The opening screen of "Programmed Visions" promises its users an archive, and an archive it delivers. But this archive will most likely defy and resist any predetermined notion of the archive you bring with you to the project. The digitization initiatives that drive so much of contemporary online culture -- from Google Books to our local universities -- envision the virtual archive as a kind of seamless information machine bringing the riches of the world to a screen near you with a quick tap of the finger. Such archives privilege transparency, accessibility, standardization, interoperability, and ease of use, lofty goals all, and quite useful when confronted with reams of data. But Wendy Chun and Reagan Kelly want us to think the archive differently. As with several other projects in this issue of Vectors, the piece urges you to shift your line of vision and to think about the larger stakes our frenzy of digitization might likely conceal.
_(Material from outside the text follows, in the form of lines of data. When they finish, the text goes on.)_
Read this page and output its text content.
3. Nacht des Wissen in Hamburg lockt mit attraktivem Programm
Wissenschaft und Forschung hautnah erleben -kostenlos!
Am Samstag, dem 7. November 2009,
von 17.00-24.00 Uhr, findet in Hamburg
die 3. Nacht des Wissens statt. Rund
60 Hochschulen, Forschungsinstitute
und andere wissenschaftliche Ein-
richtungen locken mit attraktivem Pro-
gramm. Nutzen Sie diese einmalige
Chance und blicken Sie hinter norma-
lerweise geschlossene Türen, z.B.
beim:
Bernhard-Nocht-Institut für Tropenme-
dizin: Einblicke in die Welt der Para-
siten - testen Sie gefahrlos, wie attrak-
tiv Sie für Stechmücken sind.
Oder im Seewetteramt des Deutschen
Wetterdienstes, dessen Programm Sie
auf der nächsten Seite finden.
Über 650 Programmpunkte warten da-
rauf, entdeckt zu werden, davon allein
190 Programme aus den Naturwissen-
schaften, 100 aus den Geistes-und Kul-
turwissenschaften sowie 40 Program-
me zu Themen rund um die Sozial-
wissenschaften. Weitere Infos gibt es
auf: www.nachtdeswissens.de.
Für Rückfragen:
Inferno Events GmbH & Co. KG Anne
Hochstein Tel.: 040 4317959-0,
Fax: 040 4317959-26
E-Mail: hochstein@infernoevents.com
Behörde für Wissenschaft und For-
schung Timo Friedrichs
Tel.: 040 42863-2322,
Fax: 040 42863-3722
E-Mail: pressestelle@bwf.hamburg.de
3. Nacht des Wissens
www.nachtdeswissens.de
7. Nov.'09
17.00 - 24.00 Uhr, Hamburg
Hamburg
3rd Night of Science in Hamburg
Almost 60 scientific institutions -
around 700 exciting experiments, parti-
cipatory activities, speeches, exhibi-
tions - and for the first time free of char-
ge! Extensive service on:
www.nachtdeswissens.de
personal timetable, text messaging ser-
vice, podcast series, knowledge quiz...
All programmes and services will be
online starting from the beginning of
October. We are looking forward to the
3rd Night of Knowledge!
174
The piece begins by locating race as an archive and also as a potential origin for all archives, "as justifying the desire for an order and an origin." As the user begins to navigate, traditional expectations of the cursor's effect are frustrated and denied. Text shifts and emerges via an internal logic that confounds our epistemophilic desires. Historical texts, scientific treatises, legal documents, excerpts of theory, and snippets of fiction all collide. Quotes are cut off, sources are unclear, everything's a bit opaque and chaotic: all in all an archivist's nightmare. Clicking the blue triangle reveals a map of sorts, but there is no easy transit from this overlay to the data 'below.' By segregating the macro from the micro and divorcing the detail from the overview, the piece frustrates our expectations of digital media. From Mapquest to video games, electronic forms and their interfaces encourage us to imagine that we can zoom effortlessly between scales and link easily from point to point. "Programmed Visions" derails any such pretense of mobility and control in order to take us elsewhere, insisting we can never fully "know" racial difference or its multiple valences.

Race permeates this archive, even as the archive refuses to unfold for us, underscoring the strange mutability of race as at once origin and effect. The structure of "Programmed Visions" reminds us, as does an excerpt from Ann Laura Stoler within the archive, that race and racism "take on the form of other things." In the interplay between "form" and "content," we are meant to understand that our desires to standardize the world and make it interoperable are not innocent. Such desires inform today's coding practices and information architectures, but they also permeated eugenics in the early 20th century, if in slightly different forms. Race should read as a root cause in such operations, inhabiting our very systems of classification and structure.